UNITED STATES
SECURITIES AND EXCHANGE COMMISSION
Washington, D.C. 20549
FORM 8-K
CURRENT REPORT
Pursuant to Section 13 or 15(d) of the Securities Exchange Act of 1934
Date of Report (Date of earliest event reported): December 31, 2006
Kforce Inc.
(Exact name of registrant as specified in its charter)
Florida | 000-26058 | 59-3264661 | ||
(State or other jurisdiction of incorporation) |
(Commission File Number) | (IRS Employer Identification No.) |
1001 East Palm Avenue, Tampa, Florida 33605
(Address of principal executive offices) (Zip Code)
Registrants telephone number, including area code: (813) 552-5000
N/A
(Former name or former address, if changed since last report)
Check the appropriate box below if the Form 8-K filing is intended to simultaneously satisfy the filing obligation of the registrant under any of the following provisions:
¨ | Written communications pursuant to Rule 425 under the Securities Act (17 CFR 230.425) |
¨ | Soliciting material pursuant to Rule 14a-12 under the Exchange Act (17 CFR 240.14a-12) |
¨ | Pre-commencement communications pursuant to Rule 14d-2(b) under the Exchange Act (17 CFR 240.14d-2(b)) |
¨ | Pre-commencement communications pursuant to Rule 13e-4(c) under the Exchange Act (17 CFR 240.13e-4(c)) |
Item 5.02 | Departure of Directors or Certain Officers; Election of Directors; Appointment of Certain Officers; Compensatory Arrangements of Certain Officers |
Entry into Employment Agreements with Executive Officers
On December 31, 2006, Kforce Inc. (Kforce) entered into amended employment agreements with David L. Dunkel, William L. Sanders, Joseph J. Liberatore, Michael Ettore and Steven McMahan (the Executives).
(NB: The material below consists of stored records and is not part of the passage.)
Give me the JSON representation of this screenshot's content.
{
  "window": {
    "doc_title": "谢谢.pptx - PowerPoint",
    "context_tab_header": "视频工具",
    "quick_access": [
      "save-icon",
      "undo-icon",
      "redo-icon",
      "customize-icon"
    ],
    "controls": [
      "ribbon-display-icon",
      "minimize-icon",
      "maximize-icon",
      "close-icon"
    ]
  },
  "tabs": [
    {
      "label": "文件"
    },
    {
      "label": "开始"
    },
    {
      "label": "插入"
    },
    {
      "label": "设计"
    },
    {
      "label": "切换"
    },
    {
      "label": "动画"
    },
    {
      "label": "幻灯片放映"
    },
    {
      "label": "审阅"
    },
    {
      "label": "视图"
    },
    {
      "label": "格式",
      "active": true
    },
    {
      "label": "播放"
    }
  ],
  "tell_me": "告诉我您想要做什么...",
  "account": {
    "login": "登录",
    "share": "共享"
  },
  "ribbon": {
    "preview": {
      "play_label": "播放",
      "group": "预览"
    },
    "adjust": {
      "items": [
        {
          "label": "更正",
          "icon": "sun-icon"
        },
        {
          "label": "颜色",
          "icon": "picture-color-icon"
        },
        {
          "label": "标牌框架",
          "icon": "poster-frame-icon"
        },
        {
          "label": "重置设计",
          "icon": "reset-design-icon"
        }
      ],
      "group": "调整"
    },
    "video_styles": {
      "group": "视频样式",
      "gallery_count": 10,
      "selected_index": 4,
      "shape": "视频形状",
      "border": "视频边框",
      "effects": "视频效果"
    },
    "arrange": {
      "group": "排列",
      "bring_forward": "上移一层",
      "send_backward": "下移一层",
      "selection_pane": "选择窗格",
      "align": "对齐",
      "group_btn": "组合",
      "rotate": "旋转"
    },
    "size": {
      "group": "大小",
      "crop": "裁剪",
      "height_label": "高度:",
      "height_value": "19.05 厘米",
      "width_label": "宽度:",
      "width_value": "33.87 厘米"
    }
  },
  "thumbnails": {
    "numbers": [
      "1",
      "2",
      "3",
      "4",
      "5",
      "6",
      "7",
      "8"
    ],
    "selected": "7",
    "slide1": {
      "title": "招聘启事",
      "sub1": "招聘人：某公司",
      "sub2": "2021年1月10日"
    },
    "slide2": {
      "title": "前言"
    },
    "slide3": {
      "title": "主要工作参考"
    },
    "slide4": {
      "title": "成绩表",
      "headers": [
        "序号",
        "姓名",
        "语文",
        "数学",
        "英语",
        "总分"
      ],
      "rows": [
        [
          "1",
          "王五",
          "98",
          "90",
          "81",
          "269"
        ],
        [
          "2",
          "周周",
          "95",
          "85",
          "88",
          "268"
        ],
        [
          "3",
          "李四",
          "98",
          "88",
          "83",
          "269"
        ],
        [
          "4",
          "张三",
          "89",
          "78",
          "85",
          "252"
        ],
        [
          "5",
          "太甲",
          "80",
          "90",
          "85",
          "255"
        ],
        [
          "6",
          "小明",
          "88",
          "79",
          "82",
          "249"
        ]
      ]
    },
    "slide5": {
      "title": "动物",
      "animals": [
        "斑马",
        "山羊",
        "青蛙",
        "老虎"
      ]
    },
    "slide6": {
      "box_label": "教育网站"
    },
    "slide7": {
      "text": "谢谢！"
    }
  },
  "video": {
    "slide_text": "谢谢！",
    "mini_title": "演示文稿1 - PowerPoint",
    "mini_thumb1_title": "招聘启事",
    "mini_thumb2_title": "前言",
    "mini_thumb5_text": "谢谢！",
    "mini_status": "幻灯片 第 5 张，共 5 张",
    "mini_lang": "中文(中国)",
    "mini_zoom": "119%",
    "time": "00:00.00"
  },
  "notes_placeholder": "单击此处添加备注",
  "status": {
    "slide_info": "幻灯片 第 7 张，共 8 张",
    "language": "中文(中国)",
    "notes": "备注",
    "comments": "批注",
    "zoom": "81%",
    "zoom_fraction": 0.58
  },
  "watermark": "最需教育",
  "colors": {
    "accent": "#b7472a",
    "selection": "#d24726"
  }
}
Pursuant to Mr. Dunkels agreement, Mr. Dunkel will serve as Chief Executive Officer and will be entitled to an annual base salary of $625,000. Mr. Dunkels agreement extends for a rolling period of two years and 364 days, unless the agreement is earlier terminated by Mr. Dunkel with or without good reason, by Kforce with or without cause, or Mr. Dunkels employment is terminated by reason of voluntary retirement, death or disability. Mr. Dunkels agreement also provides that in the event that Kforce terminates Mr. Dunkels employment without cause, or if Mr. Dunkel terminates his employment with Kforce for good reason, Kforce will be obligated to pay, as severance, an amount equal to 2.99 times the sum of the annual base salary on the date of termination plus the average of Mr. Dunkels last three years cash bonuses. For purposes of calculating the severance benefit to be paid in the event that Kforce terminates Mr. Dunkels employment without cause, or if Mr. Dunkel terminates his employment with Kforce for good reason, Mr. Dunkels last three years bonuses shall not include the value of stock grants, restricted stock grants, option grants or other long term incentives as defined in the agreement. The agreement further provides that if a change in control occurs and Mr. Dunkels employment is terminated at any time prior to the first anniversary of the change in control date (other than for cause or by Mr. Dunkel for good reason), then Mr. Dunkel shall be entitled to receive, as severance, an amount in cash equal to 2.99 times his annual base salary on the date of termination plus the average of his last three years bonuses. For purposes of calculating the severance benefit to be paid upon a change in control, Mr. Dunkels last three years bonuses shall include the value of stock grants, restricted stock grants, option grants or other long term incentives as defined in the agreement. Mr. Dunkel is also entitled under his agreement to participate in Kforces Supplemental Executive Retirement Plan and certain retirement health benefits.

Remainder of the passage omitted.